Degitu rises to the challenge
Sometimes to win does now always mean crossing the finish line first and after a year of challenges in 2020 for Degitu Azimeraw can look back with enormous pride on her year.
The Ethiopian athlete first announced herself as a star in the making by romping to victory in an outstanding 2:19:26 at the Amsterdam Marathon back in October 2019.
Brilliantly gifted and one of the nicest athletes to work with according to her coach, Tessema Abshero she had then prepared outstandingly well for last April’s London Marathon.
In February, she finished a handy ninth in 1:07:02 at the RAK Half Marathon only for the pandemic to strike causing the postponement of the London Marathon - the race commonly regarded as the most competitive marathon in the world – until later in the year.
“I was very disappointed the race was postponed because at that point, I was in good shape,” she explains. “I was focused on running a PB, but I had to quickly forget about it and prepare for the next race.”
For Tessema the news of the postponed London Marathon, while understandable in the midst of a global pandemic, was gut-wrenching for both him and his athlete.
“She was in fantastic shape and I was very confident of a good result,” he admits. “It was a very tough time for her and me, but it happened and we had to quickly forget about it.”
As restrictions tightened, Degitu headed back to her home village in West Gojjam in the Amhara Region before returning to Addis and gradually re-starting her training in the build-up to the re-scheduled London Marathon on October 4.
Once again she prepared diligently and did not miss a session but then shortly before flying out to London she underwent a precautionary Covid-19 test – where much to her and her coach’s surprise she tested positive.

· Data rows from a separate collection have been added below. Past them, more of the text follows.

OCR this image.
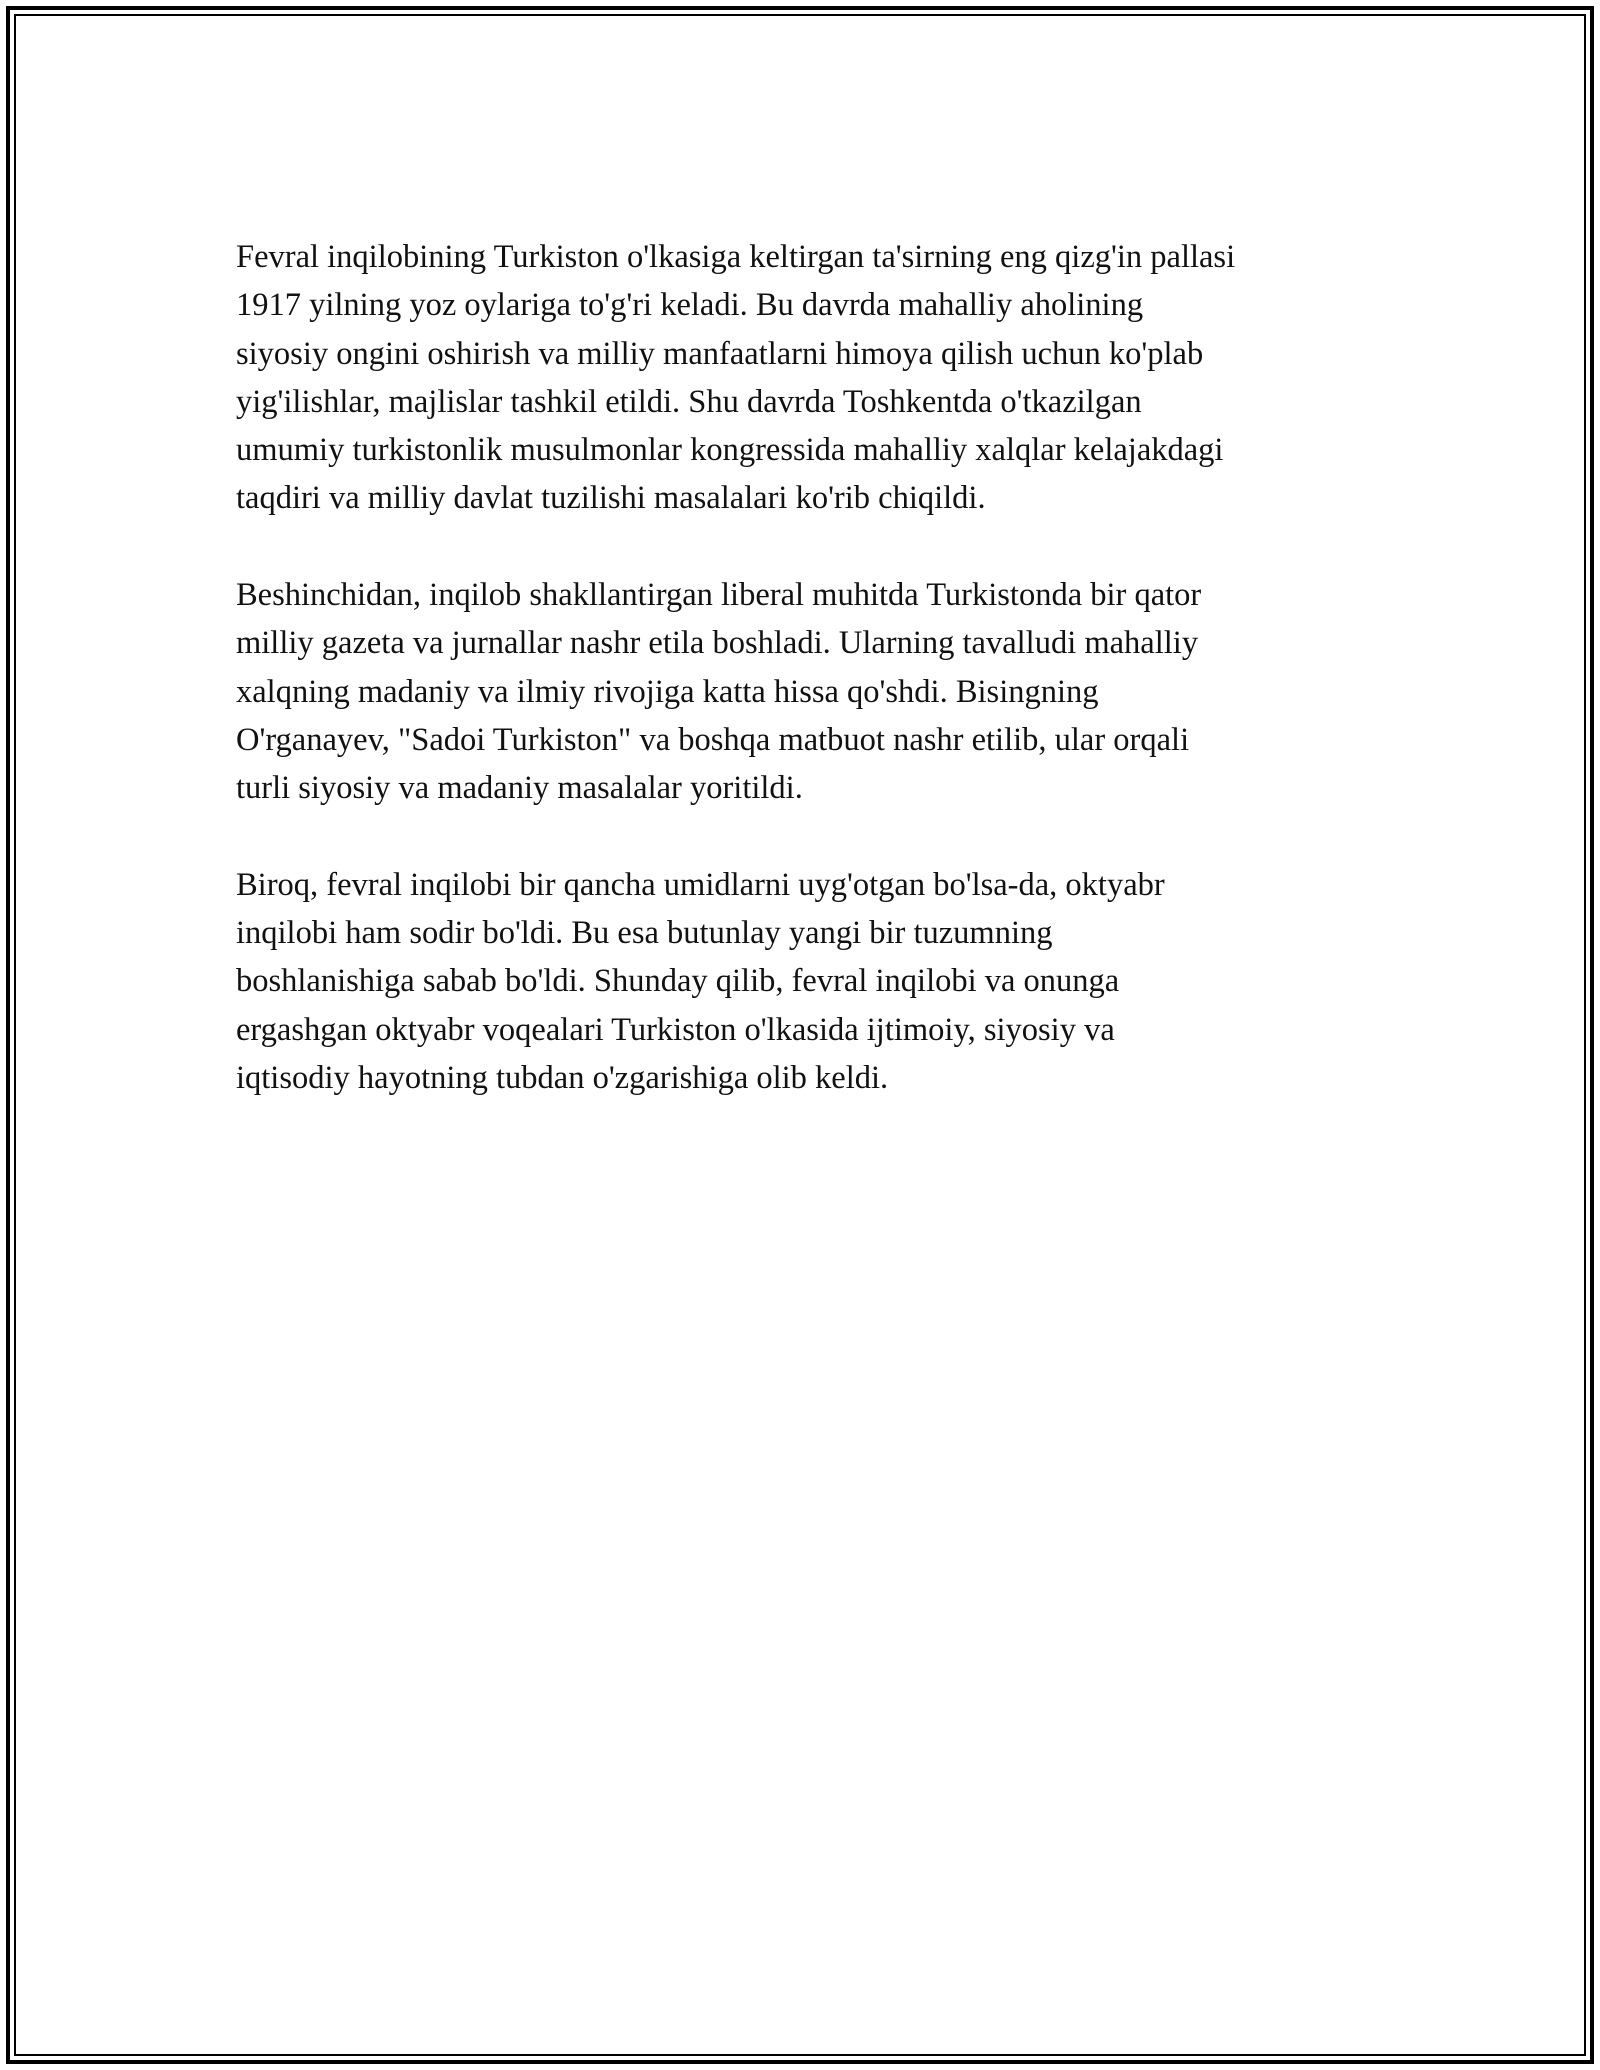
Fevral inqilobining Turkiston o'lkasiga keltirgan ta'sirning eng qizg'in pallasi
1917 yilning yoz oylariga to'g'ri keladi. Bu davrda mahalliy aholining
siyosiy ongini oshirish va milliy manfaatlarni himoya qilish uchun ko'plab
yig'ilishlar, majlislar tashkil etildi. Shu davrda Toshkentda o'tkazilgan
umumiy turkistonlik musulmonlar kongressida mahalliy xalqlar kelajakdagi
taqdiri va milliy davlat tuzilishi masalalari ko'rib chiqildi.

Beshinchidan, inqilob shakllantirgan liberal muhitda Turkistonda bir qator
milliy gazeta va jurnallar nashr etila boshladi. Ularning tavalludi mahalliy
xalqning madaniy va ilmiy rivojiga katta hissa qo'shdi. Bisingning
O'rganayev, "Sadoi Turkiston" va boshqa matbuot nashr etilib, ular orqali
turli siyosiy va madaniy masalalar yoritildi.

Biroq, fevral inqilobi bir qancha umidlarni uyg'otgan bo'lsa-da, oktyabr
inqilobi ham sodir bo'ldi. Bu esa butunlay yangi bir tuzumning
boshlanishiga sabab bo'ldi. Shunday qilib, fevral inqilobi va onunga
ergashgan oktyabr voqealari Turkiston o'lkasida ijtimoiy, siyosiy va
iqtisodiy hayotning tubdan o'zgarishiga olib keldi.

The result immediately ruled her out from travelling and competing in London and according to Tessema she was understandably “very emotional and upset” to be denied the chance to compete in the rescheduled race.
I was thinking in London she could run 2:17, she was in very good shape. But this is life, this is sport. I told her not to worry, it is not the end of the world. She understood. Degitu has a strong mind.
Her patience was finally rewarded when Degitu was invited to compete at the Valencia Marathon in December – a race which would gave her the welcome opportunity to compete in a first marathon for 14 months.
Hoping to snag a PB, Degitu, who celebrates her 22nd birthday on Sunday, fell short of her ultimate goal but still enjoyed an excellent run to finish sixth in a top quality field and record a time of 2:19:56 – just 30 seconds slower than her time recorded on her marathon debut in the Dutch capital.
Given the challenging year she has faced it was some effort.
“I was really good,” she says of her performance. “It gives me courage for my future races.”
For Tessema, Degitu’s performance filled him with pride.
“I am proud of her because I know she struggled before Valencia with some sicknesses,” he says. “But despite all the obstacles (of 2020) she ran a very good time. She was also ready to compete in London but the positive test did not allow her to. All of these factors make me very proud of Degitu.”
For 2021 the goal is clear.
I would like to make it to the Olympic team for Ethiopia and win a medal in Tokyo.
Having endured a range of challenges in 2020 only a fool would discount the ever-smiling Ethiopian endurance athlete from achieving her dream.